My oldest daughter has been in therapy for almost a year now for diagnosed OCD...not the handwashing kind, but the perfectionist kind. Many of the things this author is talking about are things we've discussed with both her doctor and therapist. Our brains were never meant to be stimulated 24/7 but that's the world our children are growing up in. If you haven't read Animal, Vegetable, Miracle by Barbara Kingsolver, that's another good place to really open your eyes about what we are putting into our bodies each and every day. There is even a discussion of a certain chemical (whose name I can't even pronounce) which is used as a common preservative in the foods we eat and has been linked to higher instances of anxiety disorders etc. (I'm sure I'm saying that wrong so hopefully you understand me) I read it this summer and immediately started trying to change some of our eating habits as much as possible and like you felt guilty about all this poison I'd been unknowingly feeding my children. Kingsolver also doesn't preach or tell you what you should do; she just presents the evidence and tells her family's story. I want to read Girls on the Edge as well...sounds fascinating.

Elizabeth said...

I will pass this along to my friends who have girls.

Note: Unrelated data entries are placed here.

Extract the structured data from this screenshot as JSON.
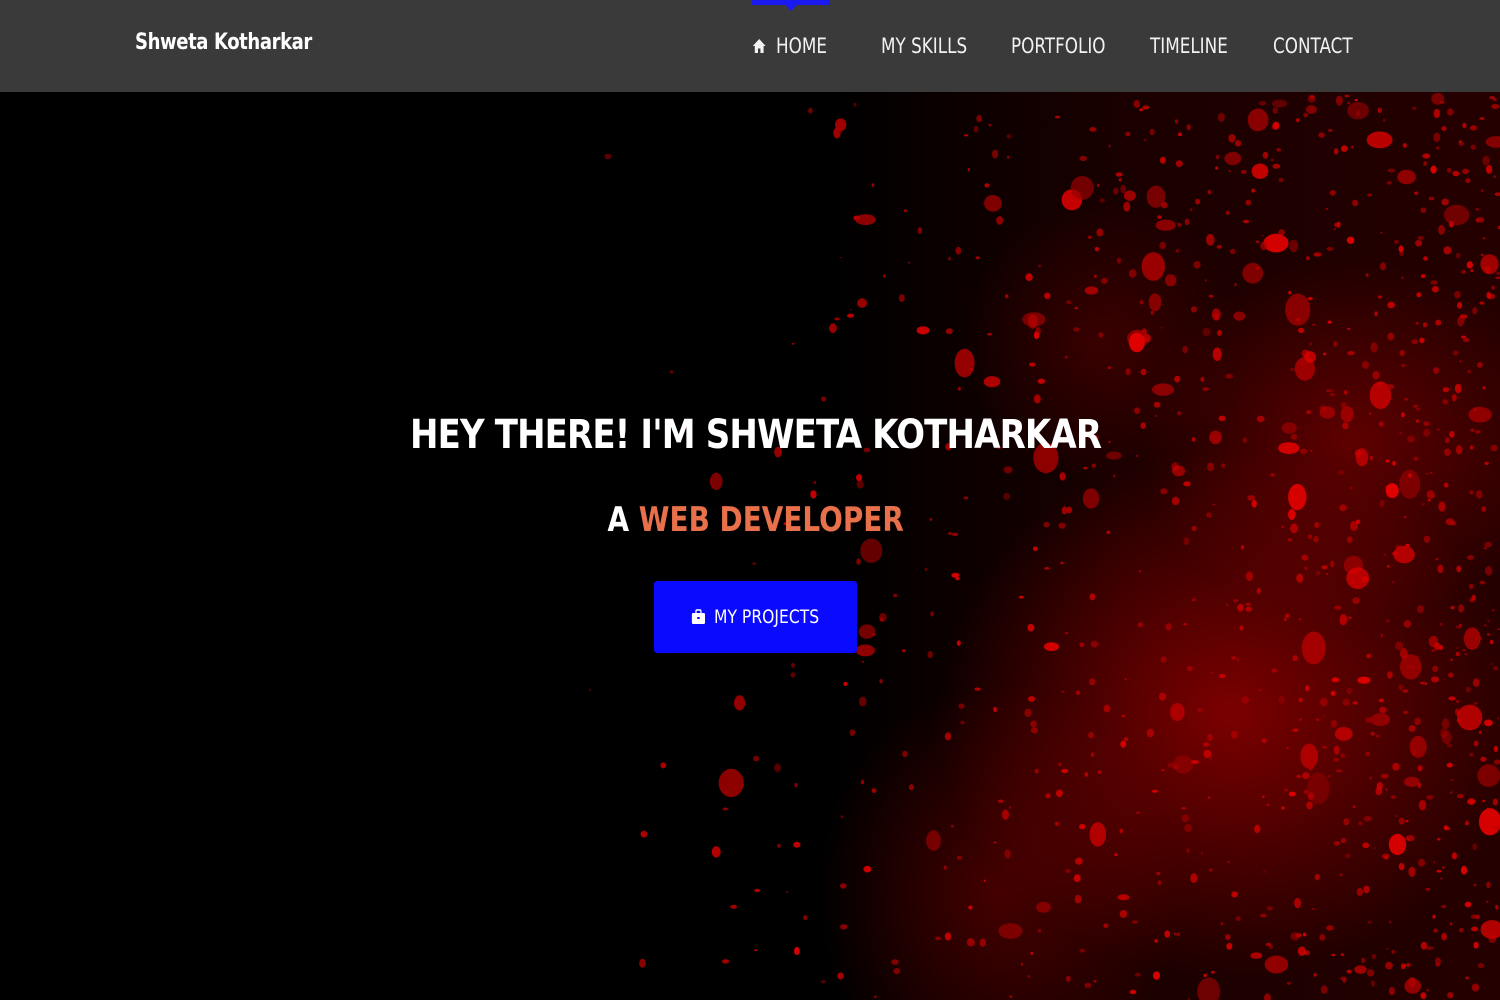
{
  "navbar": {
    "brand": "Shweta Kotharkar",
    "items": [
      {
        "label": "HOME",
        "icon": "home-icon",
        "active": true
      },
      {
        "label": "MY SKILLS"
      },
      {
        "label": "PORTFOLIO"
      },
      {
        "label": "TIMELINE"
      },
      {
        "label": "CONTACT"
      }
    ],
    "active_indicator_color": "#1a1af0"
  },
  "hero": {
    "headline": "HEY THERE! I'M SHWETA KOTHARKAR",
    "sub_prefix": "A ",
    "sub_accent": "WEB DEVELOPER",
    "accent_color": "#e8704a",
    "cta_label": "MY PROJECTS",
    "cta_icon": "briefcase-icon",
    "cta_color": "#0a0aff",
    "background": "black with red paint splatter"
  }
}
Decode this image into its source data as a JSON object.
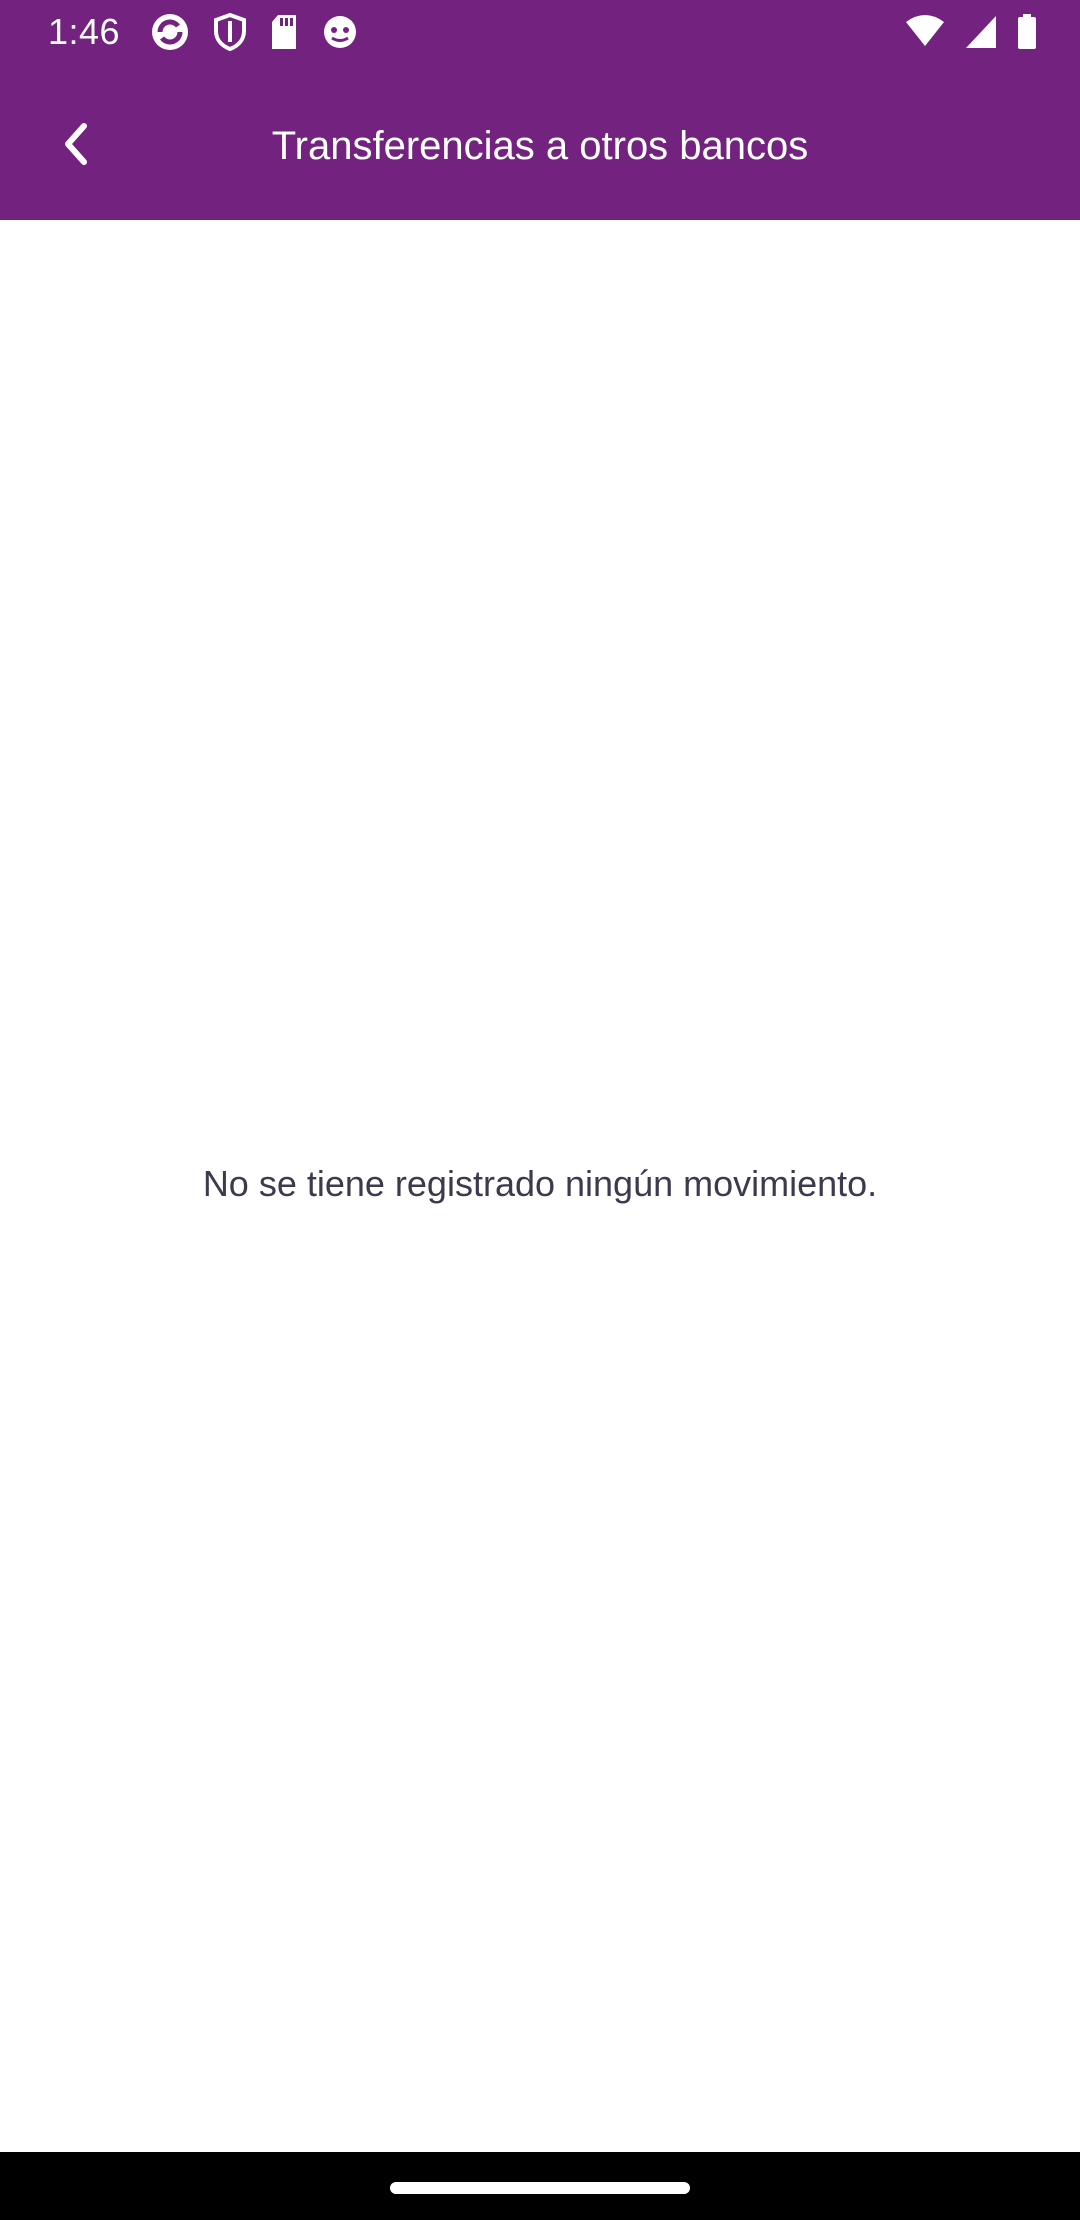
{
  "status_bar": {
    "time": "1:46",
    "left_icons": [
      "sync-app-icon",
      "shield-icon",
      "sd-card-icon",
      "face-app-icon"
    ],
    "right_icons": [
      "wifi-icon",
      "cellular-signal-icon",
      "battery-icon"
    ]
  },
  "app_bar": {
    "title": "Transferencias a otros bancos",
    "back_icon": "chevron-left-icon",
    "background_color": "#73237f"
  },
  "content": {
    "empty_message": "No se tiene registrado ningún movimiento."
  },
  "colors": {
    "primary": "#73237f",
    "text_on_primary": "#ffffff",
    "body_text": "#3c3a4d",
    "background": "#ffffff"
  }
}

Although I'm familiar with the plastics disaster, I'm wondering what I might do for my daughter Sophie (who is severely disabled due to epilepsy). Although fifteen, she can only drink from a sippee cup which she has done, now, her entire life. Oy. What would I replace it with?

Amy said...

This book sounds really fascinating. I am not a parent and hope to never be a parent, but I still find the books about girls and raising them to be really interesting. Thanks for putting this on my radar.

Also, Slow Death by Rubber Duck which I recently read and reviewed had a chapter on BPA. It also talked about other chemicals kids have issues with. You might enjoy it :)

K A B L O O E Y said...

Oh. boy. I would like to put my head in the sand, but I think I'm going to have to read this book.